On the other hand, the pandemic is also producing a social response which cuts against the free market. Whatever the limitations so far, a right-wing Tory government has shown itself prepared to use the power of the state to enforce stringent health measures and to intervene in the economy. Engineering firms are being directed to shift their production to ventilators. Brewing companies and perfume manufacturers are choosing to make hand sanitiser. The national marshalling of resources on the model of wartime has been put on the agenda, raising the possibility of a planned economy and society once the crisis is over. If government is going to guarantee the rents of private tenants who have been laid off because of Coronavirus, they might as well socialise housing. The return to an integrated and funded post-16 education system with secure contracts and decent pensions for staff would be simple by comparison.

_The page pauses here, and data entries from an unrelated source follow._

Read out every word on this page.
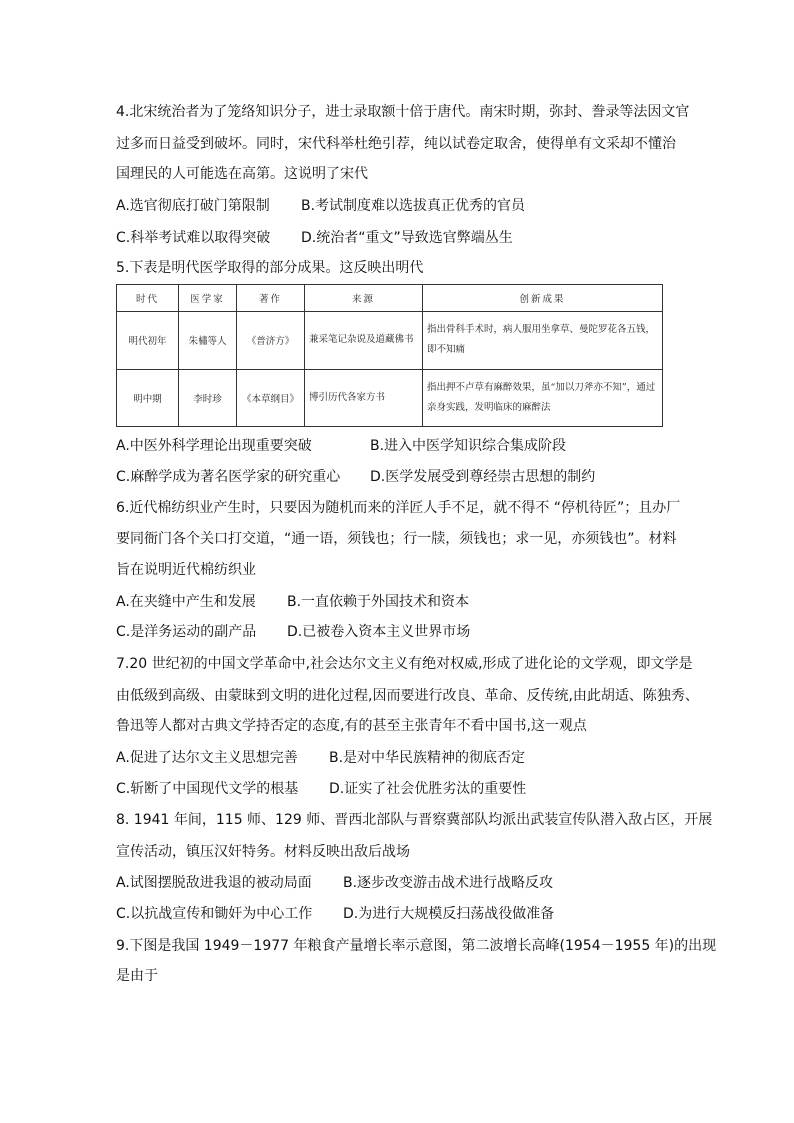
4.北宋统治者为了笼络知识分子，进士录取额十倍于唐代。南宋时期，弥封、誊录等法因文官
过多而日益受到破坏。同时，宋代科举杜绝引荐，纯以试卷定取舍，使得单有文采却不懂治
国理民的人可能选在高第。这说明了宋代
A.选官彻底打破门第限制 B.考试制度难以选拔真正优秀的官员
C.科举考试难以取得突破 D.统治者“重文”导致选官弊端丛生
5.下表是明代医学取得的部分成果。这反映出明代
时代	医学家	著作	来源	创新成果
明代初年	朱橚等人	《普济方》	兼采笔记杂说及道藏佛书	指出骨科手术时，病人服用坐拿草、曼陀罗花各五钱，即不知痛
明中期	李时珍	《本草纲目》	博引历代各家方书	指出押不卢草有麻醉效果，虽“加以刀斧亦不知”，通过亲身实践，发明临床的麻醉法
A.中医外科学理论出现重要突破	B.进入中医学知识综合集成阶段
C.麻醉学成为著名医学家的研究重心 D.医学发展受到尊经崇古思想的制约
6.近代棉纺织业产生时，只要因为随机而来的洋匠人手不足，就不得不 “停机待匠”；且办厂
要同衙门各个关口打交道，“通一语，须钱也；行一牍，须钱也；求一见，亦须钱也”。材料
旨在说明近代棉纺织业
A.在夹缝中产生和发展 B.一直依赖于外国技术和资本
C.是洋务运动的副产品 D.已被卷入资本主义世界市场
7.20 世纪初的中国文学革命中,社会达尔文主义有绝对权威,形成了进化论的文学观，即文学是
由低级到高级、由蒙昧到文明的进化过程,因而要进行改良、革命、反传统,由此胡适、陈独秀、
鲁迅等人都对古典文学持否定的态度,有的甚至主张青年不看中国书,这一观点
A.促进了达尔文主义思想完善 B.是对中华民族精神的彻底否定
C.斩断了中国现代文学的根基 D.证实了社会优胜劣汰的重要性
8. 1941 年间，115 师、129 师、晋西北部队与晋察冀部队均派出武装宣传队潜入敌占区，开展
宣传活动，镇压汉奸特务。材料反映出敌后战场
A.试图摆脱敌进我退的被动局面 B.逐步改变游击战术进行战略反攻
C.以抗战宣传和锄奸为中心工作 D.为进行大规模反扫荡战役做准备
9.下图是我国 1949－1977 年粮食产量增长率示意图，第二波增长高峰(1954－1955 年)的出现
是由于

These two tendencies coexist for the moment. The outcome will be determined by the struggles which are bound to emerge before long. UCU may have had to delay its reballots but it was right not to shelve its disputes and it was right for UCU Left members to try to maintain the last of the strike action last week. The postal workers union will hopefully not bin their 95% ballot result for action but bank it for future use. In the meantime, networks are forming or re-purposing themselves to help the most vulnerable survive, and history demonstrates that bonds of solidarity formed in adversity can feed into hopes for a better future and demands for a different kind of society.
New ways of organising
We need to prepare for the struggles to reignite. This is not the time to put the issues we have been fighting over on the back burner for the sake of the national interest. We are not all in it together. We need to find new ways of organising and holding union meetings online. We have to ensure that the new homeworking arrangements are on our terms, not management’s. We need to insist that there are no lay-offs, no redundancies and that hourly-paid staff are fully remunerated. We also need to find ways for our union to be part of grassroots community efforts to build solidarity between different groups to alleviate the effects of the crisis on ordinary people.

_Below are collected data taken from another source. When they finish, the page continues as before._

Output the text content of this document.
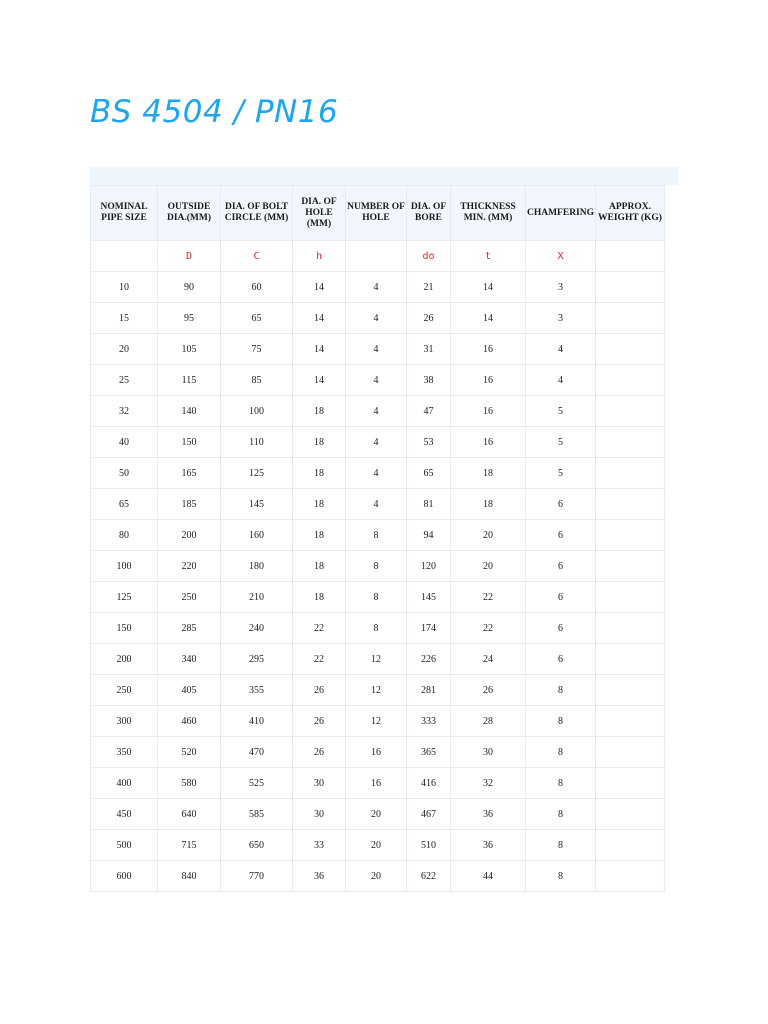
BS 4504 / PN16
NOMINAL PIPE SIZE	OUTSIDE DIA.(MM)	DIA. OF BOLT CIRCLE (MM)	DIA. OF HOLE (MM)	NUMBER OF HOLE	DIA. OF BORE	THICKNESS MIN. (MM)	CHAMFERING	APPROX. WEIGHT (KG)
	D	C	h		do	t	X	
10	90	60	14	4	21	14	3	
15	95	65	14	4	26	14	3	
20	105	75	14	4	31	16	4	
25	115	85	14	4	38	16	4	
32	140	100	18	4	47	16	5	
40	150	110	18	4	53	16	5	
50	165	125	18	4	65	18	5	
65	185	145	18	4	81	18	6	
80	200	160	18	8	94	20	6	
100	220	180	18	8	120	20	6	
125	250	210	18	8	145	22	6	
150	285	240	22	8	174	22	6	
200	340	295	22	12	226	24	6	
250	405	355	26	12	281	26	8	
300	460	410	26	12	333	28	8	
350	520	470	26	16	365	30	8	
400	580	525	30	16	416	32	8	
450	640	585	30	20	467	36	8	
500	715	650	33	20	510	36	8	
600	840	770	36	20	622	44	8	
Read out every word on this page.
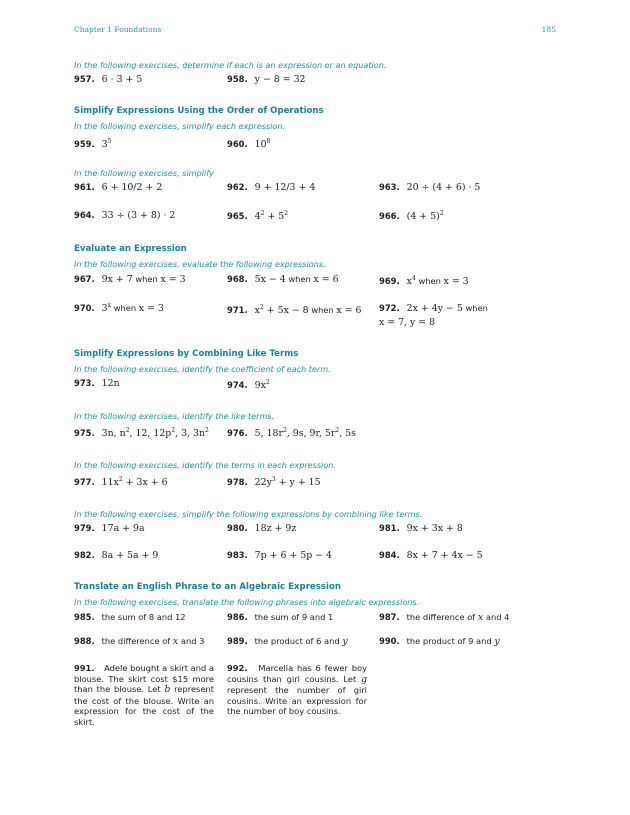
Chapter 1 Foundations	185
In the following exercises, determine if each is an expression or an equation.
957. 6 · 3 + 5	958. y − 8 = 32
Simplify Expressions Using the Order of Operations
In the following exercises, simplify each expression.
959. $3^5$	960. $10^8$
In the following exercises, simplify
961. 6 + 10/2 + 2	962. 9 + 12/3 + 4	963. 20 ÷ (4 + 6) · 5
964. 33 ÷ (3 + 8) · 2	965. $4^2 + 5^2$	966. $(4 + 5)^2$
Evaluate an Expression
In the following exercises, evaluate the following expressions.
967. 9x + 7 when x = 3	968. 5x − 4 when x = 6	969. $x^4$ when x = 3
970. 3$^x$ when x = 3	971. $x^2 + 5x - 8$ when x = 6 972. 2x + 4y − 5 when
x = 7, y = 8
Simplify Expressions by Combining Like Terms
In the following exercises, identify the coefficient of each term.
973. 12n	974. $9x^2$
In the following exercises, identify the like terms.
975. 3n, $n^2$, 12, $12p^2$, 3, $3n^2$ 976. 5, $18r^2$, 9s, 9r, $5r^2$, 5s
In the following exercises, identify the terms in each expression.
977. $11x^2 + 3x + 6$	978. $22y^3 + y + 15$
In the following exercises, simplify the following expressions by combining like terms.
979. 17a + 9a	980. 18z + 9z	981. 9x + 3x + 8
982. 8a + 5a + 9	983. 7p + 6 + 5p − 4	984. 8x + 7 + 4x − 5
Translate an English Phrase to an Algebraic Expression
In the following exercises, translate the following phrases into algebraic expressions.
985. the sum of 8 and 12	986. the sum of 9 and 1	987. the difference of x and 4
988. the difference of x and 3	989. the product of 6 and y	990. the product of 9 and y
991. Adele bought a skirt and a blouse. The skirt cost $15 more than the blouse. Let b represent the cost of the blouse. Write an expression for the cost of the skirt.
992. Marcella has 6 fewer boy cousins than girl cousins. Let g represent the number of girl cousins. Write an expression for the number of boy cousins.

We must also be vigilant about the defence of democratic rights. Any emergency powers legislation must be subject to proper parliamentary scrutiny and renewal every six months. We must protect democratic rights to protest and engage in political activity. Changes to regulations should not lead to worse standards of social care for the elderly and vulnerable. Quarantine should not be imposed without proper safeguards and rights of appeal. We must oppose any arbitrary increase in police powers or use of detention. We must oppose any racist stereotyping of nationalities or ethnic groups as carriers of the virus.
Movement from below
And on a more general level, we have to be part of a trade union and social movement from below that pushes for a socialist response to the crisis, not a response on the bosses’ terms. That means demanding a huge increase in resources for the NHS, a mass testing programme, full compensation of wages to workers laid off because of the crisis, guarantees that mortgages and rents will be paid, intervention to ensure the continuity and fair distribution of essential supplies of groceries. We also need to be demanding that the economy that emerges after the pandemic is a green economy.
Coronavirus has shown that things cannot go on in the old way. We need to organise and build the Left and be part of a movement that solves the crisis on our terms, channelling demands for social and economic justice, both in our educational institutions and in society as a whole.